Guarantees of confidentiality via Hammersley-Chapman-Robbins bounds

Protecting privacy during inference with deep neural networks is possible by adding noise to the activations in the last layers prior to the final classifiers or other task-specific layers. The activations in such layers are known as "features" (or, less commonly, as "embeddings" or "feature embeddings"). The added noise helps prevent reconstruction of the inputs from the noisy features. Lower bounding the variance of every possible unbiased estimator of the inputs quantifies the confidentiality arising from such added noise. Convenient, computationally tractable bounds are available from classic inequalities of Hammersley and of Chapman and Robbins -- the HCR bounds. Numerical experiments indicate that the HCR bounds are on the precipice of being effectual for small neural nets with the data sets, "MNIST" and "CIFAR-10," which contain 10 classes each for image classification.
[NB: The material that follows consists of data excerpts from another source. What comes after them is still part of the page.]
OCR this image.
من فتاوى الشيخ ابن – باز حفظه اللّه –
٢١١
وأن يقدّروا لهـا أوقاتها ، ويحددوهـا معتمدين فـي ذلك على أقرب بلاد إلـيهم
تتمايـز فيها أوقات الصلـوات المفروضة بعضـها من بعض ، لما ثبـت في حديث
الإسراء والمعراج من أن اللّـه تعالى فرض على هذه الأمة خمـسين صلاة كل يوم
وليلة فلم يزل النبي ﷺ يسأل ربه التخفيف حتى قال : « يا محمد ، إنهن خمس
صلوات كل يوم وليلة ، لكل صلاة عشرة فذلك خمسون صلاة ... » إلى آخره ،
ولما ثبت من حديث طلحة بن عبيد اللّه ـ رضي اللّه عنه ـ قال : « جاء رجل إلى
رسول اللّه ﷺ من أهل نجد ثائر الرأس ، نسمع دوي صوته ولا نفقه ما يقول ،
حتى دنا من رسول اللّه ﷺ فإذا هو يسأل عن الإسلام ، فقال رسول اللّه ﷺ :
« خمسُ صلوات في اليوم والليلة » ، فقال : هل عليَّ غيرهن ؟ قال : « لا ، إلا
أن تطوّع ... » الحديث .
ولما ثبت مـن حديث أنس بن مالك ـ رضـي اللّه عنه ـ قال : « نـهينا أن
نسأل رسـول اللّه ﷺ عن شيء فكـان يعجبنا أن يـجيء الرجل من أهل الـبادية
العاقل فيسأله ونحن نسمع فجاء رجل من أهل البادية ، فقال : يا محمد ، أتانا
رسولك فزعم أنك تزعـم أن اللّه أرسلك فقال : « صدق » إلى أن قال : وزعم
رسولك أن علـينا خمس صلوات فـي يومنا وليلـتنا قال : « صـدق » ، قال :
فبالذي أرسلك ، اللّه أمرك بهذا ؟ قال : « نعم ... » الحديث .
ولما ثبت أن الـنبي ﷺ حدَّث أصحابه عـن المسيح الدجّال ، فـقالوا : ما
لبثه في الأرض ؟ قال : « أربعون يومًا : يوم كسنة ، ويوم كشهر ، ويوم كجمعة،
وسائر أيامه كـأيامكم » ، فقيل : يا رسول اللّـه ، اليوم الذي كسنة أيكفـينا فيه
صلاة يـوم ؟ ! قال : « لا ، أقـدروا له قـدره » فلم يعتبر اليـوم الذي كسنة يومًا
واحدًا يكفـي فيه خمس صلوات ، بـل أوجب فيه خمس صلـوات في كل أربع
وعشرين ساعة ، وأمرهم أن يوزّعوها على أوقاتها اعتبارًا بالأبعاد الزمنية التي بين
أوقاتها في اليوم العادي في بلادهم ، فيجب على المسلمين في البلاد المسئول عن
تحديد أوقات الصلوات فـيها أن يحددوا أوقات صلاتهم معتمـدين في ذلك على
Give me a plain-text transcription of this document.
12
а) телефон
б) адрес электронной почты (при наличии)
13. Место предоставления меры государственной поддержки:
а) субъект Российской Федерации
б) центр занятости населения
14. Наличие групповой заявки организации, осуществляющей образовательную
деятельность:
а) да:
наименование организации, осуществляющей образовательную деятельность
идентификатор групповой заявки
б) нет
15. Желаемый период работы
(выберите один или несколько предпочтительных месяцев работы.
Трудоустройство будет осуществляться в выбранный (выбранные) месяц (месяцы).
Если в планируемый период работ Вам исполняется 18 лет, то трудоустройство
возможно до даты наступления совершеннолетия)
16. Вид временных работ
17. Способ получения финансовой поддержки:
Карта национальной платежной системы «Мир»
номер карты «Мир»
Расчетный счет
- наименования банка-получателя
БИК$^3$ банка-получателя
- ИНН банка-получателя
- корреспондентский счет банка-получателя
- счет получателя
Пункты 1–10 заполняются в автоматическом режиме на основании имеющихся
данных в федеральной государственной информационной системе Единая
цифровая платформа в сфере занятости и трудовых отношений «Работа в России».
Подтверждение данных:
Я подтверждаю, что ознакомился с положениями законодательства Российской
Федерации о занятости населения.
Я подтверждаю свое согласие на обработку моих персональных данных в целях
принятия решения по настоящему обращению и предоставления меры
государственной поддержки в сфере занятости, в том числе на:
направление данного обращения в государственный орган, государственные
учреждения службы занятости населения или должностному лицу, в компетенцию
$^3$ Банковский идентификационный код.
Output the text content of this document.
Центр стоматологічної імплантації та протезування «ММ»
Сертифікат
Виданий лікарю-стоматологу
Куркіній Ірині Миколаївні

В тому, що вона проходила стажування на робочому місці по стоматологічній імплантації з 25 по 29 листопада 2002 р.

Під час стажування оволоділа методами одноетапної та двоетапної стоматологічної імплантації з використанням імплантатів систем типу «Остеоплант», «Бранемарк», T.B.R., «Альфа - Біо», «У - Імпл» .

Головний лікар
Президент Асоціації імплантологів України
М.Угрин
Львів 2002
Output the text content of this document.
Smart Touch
The HCR bounds appear to be insufficient on their own to guarantee confidentiality of the inputs to inference with standard deep neural nets, "ResNet-18" and "Swin-T," pre-trained on the data set, "ImageNet-1000," which contains 1000 classes. Supplementing the addition of noise to features with other methods for providing confidentiality may be warranted in the case of ImageNet. In all cases, the results reported here limit consideration to amounts of added noise that incur little degradation in the accuracy of classification from the noisy features. Thus, the added noise enhances confidentiality without much reduction in the accuracy on the task of image classification.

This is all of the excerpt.